Abstract

Dear Editor,
First of all, we would like to thank Achiron and colleagues for addressing a really urgent topic in their study dealing with the humoral immune response to COVID-19 mRNA vaccine in patients with multiple sclerosis (MS) treated with high-efficacy disease-modifying therapies (DMT). 1 However, although the authors recognize several study limitations and the need to extend their preliminary data, the authors draw conclusions with regard to treatment changes (delay or discontinuation of potent DMT) in patients with MS. In our opinion, this may cause more harm than benefit to MS patients by increasing the risk of recurrent disease activity, especially in the context of discontinuation a DMT with fingolimod.
The data reported by Achiron et al. are somewhat unexpected, 1 and contradict results of previous studies that showed an impaired immune response after vaccination of MS patients under treatment with ocrelizumab and fingolimod.2,3 Moreover, those latter studies revealed that the patients were clearly able to mount antibodies against de novo and recall antigens after vaccination.2,3 In line with this finding, another study did show detectable SARS-Cov-2 antibodies after COVID-19 in MS patients under various DMT, including fingolimod. 4
As the authors mentioned, the small sample size might have had an impact, as well as the study design, focusing on one single time point of antibody measurement with no well defined time-lines. The limited half-life of antibodies of about 21 days may contribute to low, or even undetectable, antibody titers in the respective study arms.

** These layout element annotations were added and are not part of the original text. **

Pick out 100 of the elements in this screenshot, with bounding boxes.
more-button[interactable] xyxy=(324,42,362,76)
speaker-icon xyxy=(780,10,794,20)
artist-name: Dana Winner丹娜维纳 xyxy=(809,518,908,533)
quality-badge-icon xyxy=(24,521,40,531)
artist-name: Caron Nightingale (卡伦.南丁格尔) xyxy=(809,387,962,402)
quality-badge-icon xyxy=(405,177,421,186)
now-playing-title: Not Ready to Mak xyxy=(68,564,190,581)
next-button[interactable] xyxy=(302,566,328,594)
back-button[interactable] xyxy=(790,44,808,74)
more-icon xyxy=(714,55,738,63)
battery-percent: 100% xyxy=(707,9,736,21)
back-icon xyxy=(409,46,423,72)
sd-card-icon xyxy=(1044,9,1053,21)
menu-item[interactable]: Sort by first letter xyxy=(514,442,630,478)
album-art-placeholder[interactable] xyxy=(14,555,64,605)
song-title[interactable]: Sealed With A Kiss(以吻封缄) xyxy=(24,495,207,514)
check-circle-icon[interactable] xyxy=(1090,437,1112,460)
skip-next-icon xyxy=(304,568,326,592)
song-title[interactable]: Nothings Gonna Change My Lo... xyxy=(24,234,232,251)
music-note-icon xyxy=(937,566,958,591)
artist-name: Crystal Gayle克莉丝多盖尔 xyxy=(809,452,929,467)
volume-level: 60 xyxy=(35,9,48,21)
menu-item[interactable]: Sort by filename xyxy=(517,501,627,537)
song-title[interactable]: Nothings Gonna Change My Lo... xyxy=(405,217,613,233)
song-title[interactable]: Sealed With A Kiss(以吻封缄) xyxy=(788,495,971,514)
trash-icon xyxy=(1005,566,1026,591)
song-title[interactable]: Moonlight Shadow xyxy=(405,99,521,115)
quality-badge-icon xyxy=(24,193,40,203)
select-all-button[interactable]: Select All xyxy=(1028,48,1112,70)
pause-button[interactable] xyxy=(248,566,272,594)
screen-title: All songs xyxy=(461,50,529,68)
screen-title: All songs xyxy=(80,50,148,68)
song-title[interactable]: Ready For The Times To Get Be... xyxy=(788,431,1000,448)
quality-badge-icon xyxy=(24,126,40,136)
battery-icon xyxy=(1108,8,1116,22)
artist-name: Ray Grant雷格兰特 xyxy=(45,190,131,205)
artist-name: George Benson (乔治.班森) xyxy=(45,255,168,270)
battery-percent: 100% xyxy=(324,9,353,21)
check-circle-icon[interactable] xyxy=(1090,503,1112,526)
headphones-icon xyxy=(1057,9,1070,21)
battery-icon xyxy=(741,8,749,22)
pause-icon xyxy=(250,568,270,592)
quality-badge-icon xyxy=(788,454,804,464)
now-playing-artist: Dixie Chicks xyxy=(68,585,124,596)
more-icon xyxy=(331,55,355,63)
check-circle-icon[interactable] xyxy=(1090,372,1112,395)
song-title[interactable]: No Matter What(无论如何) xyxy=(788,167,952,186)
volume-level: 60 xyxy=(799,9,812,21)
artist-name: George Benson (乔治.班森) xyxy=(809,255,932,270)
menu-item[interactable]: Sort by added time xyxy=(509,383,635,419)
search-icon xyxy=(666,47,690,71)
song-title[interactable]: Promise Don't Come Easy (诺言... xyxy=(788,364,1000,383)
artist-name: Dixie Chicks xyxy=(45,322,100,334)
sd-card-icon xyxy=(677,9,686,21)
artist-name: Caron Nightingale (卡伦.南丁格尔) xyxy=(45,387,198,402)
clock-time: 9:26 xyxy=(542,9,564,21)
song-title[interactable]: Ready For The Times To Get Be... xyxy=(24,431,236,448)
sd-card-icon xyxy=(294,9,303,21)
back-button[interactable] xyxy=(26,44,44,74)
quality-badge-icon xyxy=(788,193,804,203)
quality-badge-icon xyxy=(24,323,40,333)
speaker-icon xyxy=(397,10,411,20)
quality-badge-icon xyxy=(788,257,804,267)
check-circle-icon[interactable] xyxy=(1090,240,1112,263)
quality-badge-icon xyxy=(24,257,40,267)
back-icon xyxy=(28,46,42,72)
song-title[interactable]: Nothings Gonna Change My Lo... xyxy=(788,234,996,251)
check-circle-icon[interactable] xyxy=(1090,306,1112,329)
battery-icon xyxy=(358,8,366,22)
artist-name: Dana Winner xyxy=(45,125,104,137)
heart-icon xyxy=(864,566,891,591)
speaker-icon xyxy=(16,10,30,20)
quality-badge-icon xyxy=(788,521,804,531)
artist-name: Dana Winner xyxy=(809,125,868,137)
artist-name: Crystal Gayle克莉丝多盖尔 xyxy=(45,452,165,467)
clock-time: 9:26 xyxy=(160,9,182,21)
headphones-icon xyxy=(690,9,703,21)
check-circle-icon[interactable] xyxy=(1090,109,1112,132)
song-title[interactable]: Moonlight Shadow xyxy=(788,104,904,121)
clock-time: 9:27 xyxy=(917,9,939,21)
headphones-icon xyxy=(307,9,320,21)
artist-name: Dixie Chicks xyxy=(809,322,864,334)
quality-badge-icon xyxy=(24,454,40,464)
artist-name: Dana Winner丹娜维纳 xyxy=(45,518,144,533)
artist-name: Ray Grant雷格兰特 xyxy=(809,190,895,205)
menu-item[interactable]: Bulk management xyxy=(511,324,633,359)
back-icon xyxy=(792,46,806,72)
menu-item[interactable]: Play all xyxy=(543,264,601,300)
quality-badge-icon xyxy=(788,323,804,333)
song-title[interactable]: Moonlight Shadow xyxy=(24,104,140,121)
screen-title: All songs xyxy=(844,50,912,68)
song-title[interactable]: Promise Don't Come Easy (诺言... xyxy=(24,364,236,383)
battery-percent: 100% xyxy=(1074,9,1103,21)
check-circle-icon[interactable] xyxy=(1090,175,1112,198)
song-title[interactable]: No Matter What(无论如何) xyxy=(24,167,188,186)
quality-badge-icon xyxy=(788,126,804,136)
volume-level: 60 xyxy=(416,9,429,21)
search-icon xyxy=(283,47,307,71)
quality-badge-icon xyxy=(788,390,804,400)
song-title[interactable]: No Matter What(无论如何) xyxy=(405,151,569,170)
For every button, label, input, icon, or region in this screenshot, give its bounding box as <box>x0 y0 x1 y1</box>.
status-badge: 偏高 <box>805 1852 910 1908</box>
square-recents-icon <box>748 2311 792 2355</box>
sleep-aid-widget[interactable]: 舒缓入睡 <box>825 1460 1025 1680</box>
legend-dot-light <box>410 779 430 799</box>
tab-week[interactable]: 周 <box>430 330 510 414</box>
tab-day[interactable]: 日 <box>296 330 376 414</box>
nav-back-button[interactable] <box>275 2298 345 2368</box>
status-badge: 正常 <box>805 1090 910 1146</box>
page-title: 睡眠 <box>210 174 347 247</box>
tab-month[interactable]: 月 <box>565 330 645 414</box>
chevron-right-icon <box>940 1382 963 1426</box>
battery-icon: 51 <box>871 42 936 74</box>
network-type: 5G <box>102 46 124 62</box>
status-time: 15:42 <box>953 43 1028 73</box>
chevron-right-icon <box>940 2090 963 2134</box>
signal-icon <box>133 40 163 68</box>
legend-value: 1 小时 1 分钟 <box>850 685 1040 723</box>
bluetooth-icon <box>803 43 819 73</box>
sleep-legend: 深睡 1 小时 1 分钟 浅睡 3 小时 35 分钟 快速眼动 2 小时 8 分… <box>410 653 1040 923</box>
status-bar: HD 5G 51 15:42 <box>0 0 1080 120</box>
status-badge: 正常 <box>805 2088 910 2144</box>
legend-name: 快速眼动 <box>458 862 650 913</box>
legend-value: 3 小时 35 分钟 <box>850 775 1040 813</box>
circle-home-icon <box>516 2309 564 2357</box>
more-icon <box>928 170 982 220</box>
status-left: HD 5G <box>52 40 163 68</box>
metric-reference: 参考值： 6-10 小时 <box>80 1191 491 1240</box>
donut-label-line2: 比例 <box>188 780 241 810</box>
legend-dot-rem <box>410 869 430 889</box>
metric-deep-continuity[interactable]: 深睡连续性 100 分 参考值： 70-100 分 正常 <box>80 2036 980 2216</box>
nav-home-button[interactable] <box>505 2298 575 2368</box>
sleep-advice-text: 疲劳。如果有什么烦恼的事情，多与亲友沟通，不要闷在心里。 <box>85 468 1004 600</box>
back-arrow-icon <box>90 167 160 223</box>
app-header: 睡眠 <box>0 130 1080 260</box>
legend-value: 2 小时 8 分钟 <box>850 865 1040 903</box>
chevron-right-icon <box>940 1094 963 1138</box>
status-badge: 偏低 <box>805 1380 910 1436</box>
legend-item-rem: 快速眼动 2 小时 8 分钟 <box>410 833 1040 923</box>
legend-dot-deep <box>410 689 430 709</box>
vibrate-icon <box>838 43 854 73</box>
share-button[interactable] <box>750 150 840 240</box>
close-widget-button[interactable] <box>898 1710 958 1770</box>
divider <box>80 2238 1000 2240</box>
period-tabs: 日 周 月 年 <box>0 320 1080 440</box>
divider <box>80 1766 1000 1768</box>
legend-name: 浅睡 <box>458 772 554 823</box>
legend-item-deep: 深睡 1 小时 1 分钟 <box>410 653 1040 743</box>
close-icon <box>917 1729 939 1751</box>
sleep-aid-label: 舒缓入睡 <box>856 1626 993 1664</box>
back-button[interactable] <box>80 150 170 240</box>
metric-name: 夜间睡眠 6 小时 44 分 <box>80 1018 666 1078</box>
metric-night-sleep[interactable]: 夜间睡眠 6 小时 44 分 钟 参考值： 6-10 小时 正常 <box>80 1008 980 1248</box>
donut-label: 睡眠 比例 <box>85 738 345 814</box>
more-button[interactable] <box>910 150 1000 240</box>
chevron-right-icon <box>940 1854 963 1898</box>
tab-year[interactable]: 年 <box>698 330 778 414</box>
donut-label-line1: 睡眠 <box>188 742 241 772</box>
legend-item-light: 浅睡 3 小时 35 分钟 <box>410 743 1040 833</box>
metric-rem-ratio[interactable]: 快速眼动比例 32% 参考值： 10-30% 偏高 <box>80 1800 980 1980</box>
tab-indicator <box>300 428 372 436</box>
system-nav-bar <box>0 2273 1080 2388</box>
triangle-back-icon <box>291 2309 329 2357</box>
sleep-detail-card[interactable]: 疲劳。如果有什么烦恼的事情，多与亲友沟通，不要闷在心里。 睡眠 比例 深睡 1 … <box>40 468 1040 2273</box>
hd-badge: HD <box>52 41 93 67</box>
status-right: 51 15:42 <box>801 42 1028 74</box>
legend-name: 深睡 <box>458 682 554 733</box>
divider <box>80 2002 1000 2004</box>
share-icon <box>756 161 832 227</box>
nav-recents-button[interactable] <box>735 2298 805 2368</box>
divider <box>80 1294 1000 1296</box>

Furthermore, lack of detectable antibody response does not necessarily mean absence of immunity, since innate and adaptive cellular immune responses represent important defence mechanisms; however, this was not addressed in the current study. The immunological memory against SARS-CoV-2 measured to date after approximately 6 months apparently shows no correlation between T-lymphocyte and B-cell responses, and immunity protection is mediated not only by antibody formation but also by T-lymphocytes (CD4 as well as CD8 in particular), so that measurement of antibody formation is ultimately not solely informative of the expected protection against infection. 5
In fact, the same authors report in their recent publication a high vaccination efficacy in MS patients under DMT. 6 Following a second vaccination, no infections were reported in all patients including those receiving high efficacy DMT. 6
Therefore, based on the currently available data, we recommend that vaccination should also be given under DMT. There is a reasonable prospect of achieving a sufficient vaccine response even with ongoing DMT except for conditions of total B-cell depletion. In the case of ocrelizumab, data exist on vaccination 3 months after administration of therapy, so this time window can be followed if possible. If this is not possible, vaccination against SARS-CoV-2 can be given whenever possible in terms of the risk–benefit balance. Otherwise, the recommendations of the respective national vaccination commission should be followed. There are currently insufficient data available to verify the vaccination response by measuring antibodies, and therefore this is not recommended by the manufacturers.